The Ming Report by Keith Hays

POLITICAL GYMNASTICS
Going for the Gold

September 1, 2004 - The winning score for George W. Bush was a 9.9 point double back flip with a twist. August 30, 2004: When Mr. Lauer asked him about the war on terrorism, Mr. Bush replied, "I don't think you can win it." The president went on to say, "I think you can create conditions so that those who use terror as a tool are less acceptable in parts of the world." August 31, 2004: "In this different kind of war, we may never sit down at a peace table," Mr. Bush told the American Legion delegates. "But make no mistake about it, we are winning and we will win."

I guess last week was an experiment. They sent the President out to do unscripted on-camera interviews with NBC News and the Today show then let him sit down with Time magazine. The sent the President but Dubya showed up. In the space of just a few days he praised John Kerry’s war record and belittled his own; called his centerpiece Iraqi war a “catastrophic success; and let slip the admission that his War on Terror could not be won. In those three exchanges we got a fleeting glimpse of what our George W. Bush really thinks. With the speech to the American Legion Dubya stayed home and the President returned to the script.

Sometimes it feels like a time warp. I expect the President to step to the podium with both arms stiffly raised in the familiar Nixonian four finger salute. Day after day in 1972 the Creepers had the President tell us that victory in Vietnam was just around the corner while the secret tape recorder, the one that brought down and caught John O’Neill bragging about Cambodia, were recording his private conversations. Those tapes tell us that while Nixon was talking of victory Nixon and his inner circle knew that the war was unwinnable.
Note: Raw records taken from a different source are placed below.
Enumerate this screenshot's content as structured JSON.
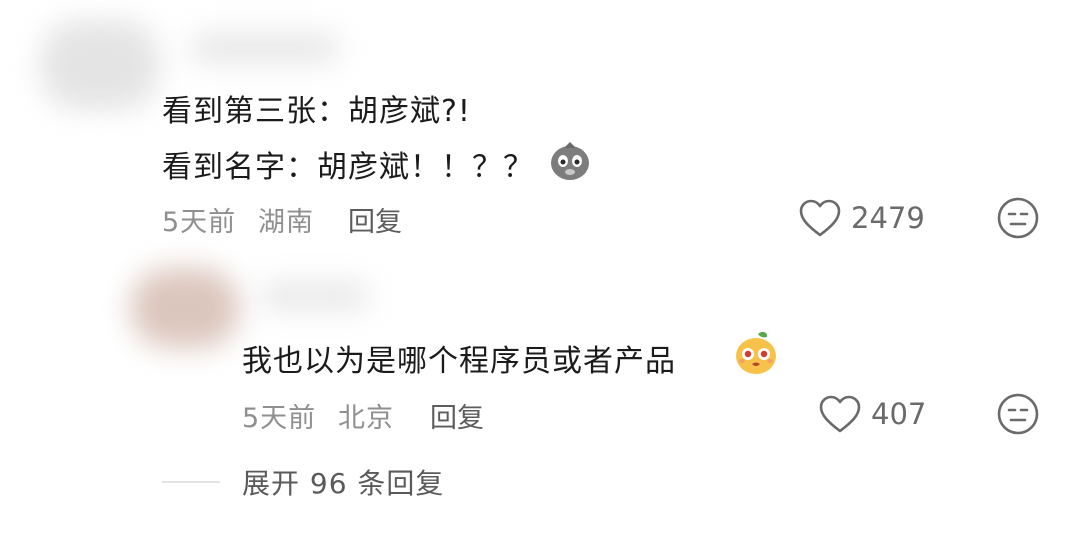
{
  "comment": {
    "lines": [
      "看到第三张：胡彦斌?!",
      "看到名字：胡彦斌！！？？"
    ],
    "time": "5天前",
    "location": "湖南",
    "reply_label": "回复",
    "like_count": "2479",
    "emoji_icon": "sad-pig-emoji-icon"
  },
  "reply": {
    "text": "我也以为是哪个程序员或者产品",
    "time": "5天前",
    "location": "北京",
    "reply_label": "回复",
    "like_count": "407",
    "emoji_icon": "mango-face-emoji-icon"
  },
  "expand": {
    "label": "展开 96 条回复"
  },
  "colors": {
    "text": "#1b1b1b",
    "meta": "#8f8f8f",
    "icon": "#6a6a6a"
  }
}
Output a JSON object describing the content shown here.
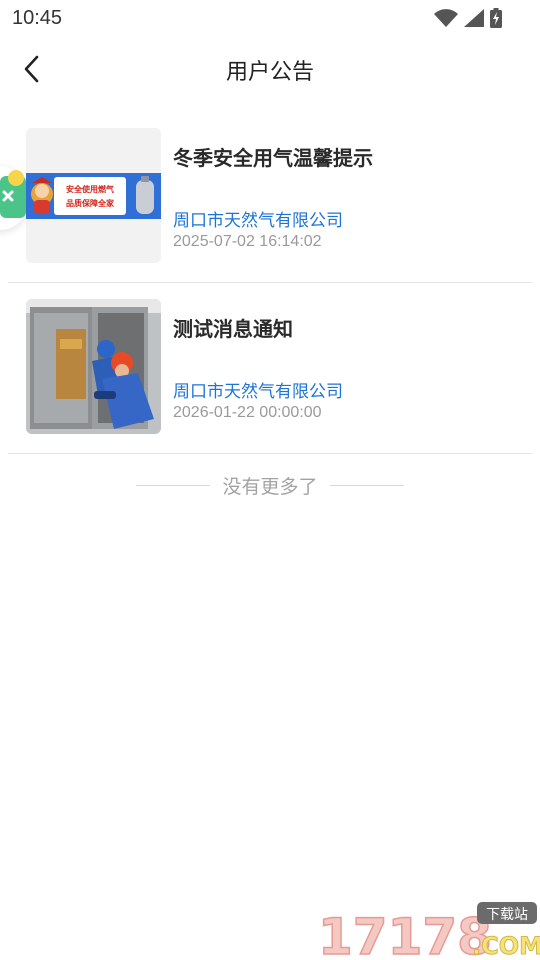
{
  "status_bar": {
    "time": "10:45",
    "icons": [
      "wifi-icon",
      "signal-icon",
      "battery-charging-icon"
    ]
  },
  "header": {
    "title": "用户公告",
    "back_icon": "chevron-left-icon"
  },
  "announcements": [
    {
      "title": "冬季安全用气温馨提示",
      "company": "周口市天然气有限公司",
      "time": "2025-07-02 16:14:02",
      "thumbnail": {
        "kind": "banner",
        "line1": "安全使用燃气",
        "line2": "品质保障全家"
      }
    },
    {
      "title": "测试消息通知",
      "company": "周口市天然气有限公司",
      "time": "2026-01-22 00:00:00",
      "thumbnail": {
        "kind": "photo"
      }
    }
  ],
  "footer": {
    "no_more_text": "没有更多了"
  },
  "watermark": {
    "brand": "17178",
    "domain": ".COM",
    "tag": "下载站"
  },
  "colors": {
    "accent_blue": "#1e73d8",
    "time_gray": "#9a9a9a",
    "divider": "#e6e6e6"
  }
}
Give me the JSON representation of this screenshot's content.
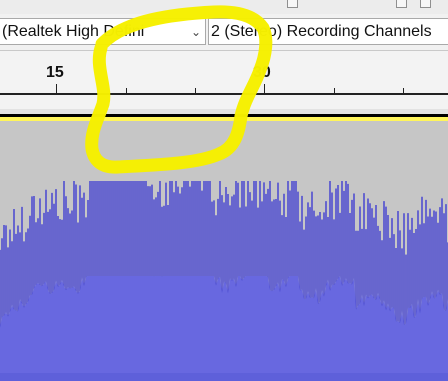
{
  "toolbar": {
    "recording_device": "(Realtek High Defini",
    "recording_channels": "2 (Stereo) Recording Channels",
    "dropdown_icon": "chevron-down-icon"
  },
  "timeline": {
    "labels": [
      "15",
      "30"
    ]
  },
  "colors": {
    "waveform": "#3f3ed1",
    "waveform_light": "#6869e5",
    "background": "#c6c6c6",
    "highlight": "#f7f000"
  }
}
You can be sure that there won’t be any more unscripted interviews that let Dubya creep out. We will see the President with the Fox News syncopates. We will hear the President in a carefully scripted talk with Rush. He will go from one tightly controlled Ask The President session to another in which no one is permitted to ask questions and the answers appear magically on index cards. His speech to the Republican Convention will be back to the confident war leader with compassion for over taxed billionaires designed to appeal to the core – the haves and the have-mores.

There will be no more unscripted looks into what the President is really thinking. He is regaining his focus and the carefully choreographed routing is designed to please the judge’s table. It is the finals and George is going for the gold.